Religion
- Affiliation: Hinduism
- Deity: ShivaLingam

Location
- Location: Old Town, Bhubaneswar
- State: Orissa
- Country: India
- Interactive map of Kartikesvara Siva Temple
- Coordinates: 20°14′33″N 85°51′12″E﻿ / ﻿20.24250°N 85.85333°E

Architecture
- Type: Kalingan Style (Kalinga Architecture)
- Completed: 13th century A.D.
- Elevation: 22 m (72 ft)

= Kartikesvara Siva Temple =

Kartikesvara Siva Temple (Location: Lat. 20° 14’27" N., Long. 85° 50’ 12"E., Elev. 73 ft) is situated at a distance of about 100 m from eastern gateway of Lingaraj temple. It is on the left side of the temple road leading from Lingaraja to Garej Chowk, Bhubaneswar, within the precinct of Gandhi Garabadu which is now under the Lingaraja Temple Administration.
It dates from approximately the 13th Century CE based on architectural features and building material.
The chief priest is Gandhi Garabadu.
The vimana is rekha deul and Jagamohana is a pidha deul.
It was built during the Ganga period. Gandhi Garabadu Mahaprasada Anusthana operates in the precinct.

==Layout==

It is oriented facing west.
The temple is surrounded by residential buildings in the eastern side and local shops (Cabins) market complex in the southern side.
The temple is built of laterite using dry masonry in the Kalingan style.

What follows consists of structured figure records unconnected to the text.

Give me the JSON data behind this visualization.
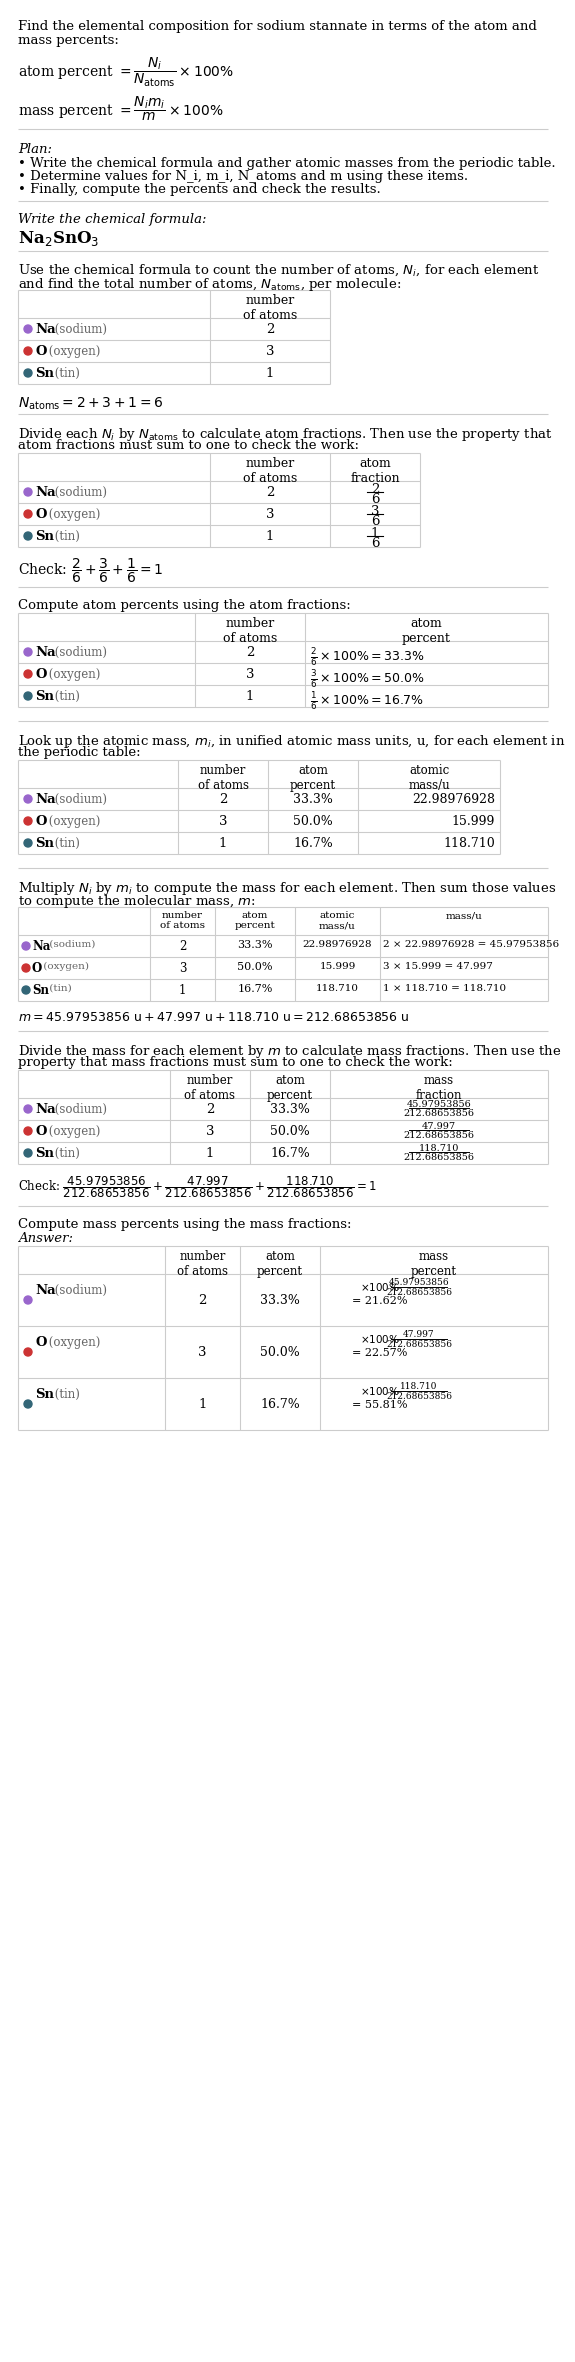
{
  "title_line1": "Find the elemental composition for sodium stannate in terms of the atom and",
  "title_line2": "mass percents:",
  "plan_header": "Plan:",
  "plan_items": [
    "Write the chemical formula and gather atomic masses from the periodic table.",
    "Determine values for N_i, m_i, N_atoms and m using these items.",
    "Finally, compute the percents and check the results."
  ],
  "chemical_formula_label": "Write the chemical formula:",
  "element_colors": [
    "#9966cc",
    "#cc3333",
    "#336677"
  ],
  "atom_percents": [
    "33.3%",
    "50.0%",
    "16.7%"
  ],
  "atomic_masses": [
    "22.98976928",
    "15.999",
    "118.710"
  ],
  "mass_exprs": [
    "2 × 22.98976928 = 45.97953856",
    "3 × 15.999 = 47.997",
    "1 × 118.710 = 118.710"
  ],
  "mass_fractions": [
    "45.97953856/212.68653856",
    "47.997/212.68653856",
    "118.710/212.68653856"
  ],
  "mass_pct_nums": [
    "45.97953856",
    "47.997",
    "118.710"
  ],
  "mass_pct_den": "212.68653856",
  "mass_pct_results": [
    "21.62%",
    "22.57%",
    "55.81%"
  ],
  "bg_color": "#ffffff",
  "text_color": "#000000"
}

The temple is buried up to the jangha portion. It is pancharatha on plan as distinguished by a central raha and pair of anuratha and kanika pagas on either side of the raha. The vimana is of rekha order and jaga mohan is a pidha deul. The visible portion measures 6.40 m from the present ground level.
The niches in the eastern side measures 0.82 m in height x 0.55 m in width with a depth of 0.46 m while the other niches are buried.

The temple walls are plain.
The doorjambs of jagamohana is carved with three plain vertical bands measures 1.58 m in height and 1.30 m in width. At the lalatabimba there is a Gajalaxmi seated in lalitasana and flanked by two elephants on either side standing on full blown lotus.
The architrave above the doorjamb is carved with the usual navagraha.
The gandi is decorated with angasikharas and bhumi amlas. Since the temple is pancharatha in plan and the pilasters are also carved as pancharatha.
There is no compound wall but it is within the boundary wall of Gandhi garabadu Mahaprasada Anusthana and Narayana Maharana's residencial plot.

==Condition description==
It is in Good/Fair condition but showing signs of advanced deterioration.
The state of decay/danger of disappearance is rated very fast due to the growth of vegetation like pipal tree and absence of mastaka.
Rain water is seeping inside the sanctum due to the absence of mastaka and stagnating inside the sanctum.
It is completely damaged up to the gandi portion.
No work of repair or maintenance in the recent past seems to have been done.
Encroachment problem and growth of vegetation mainly on the roof of the jagamohana and vimana and seepage of rain water directly into the sanctum. It is now in a bad state of preservation.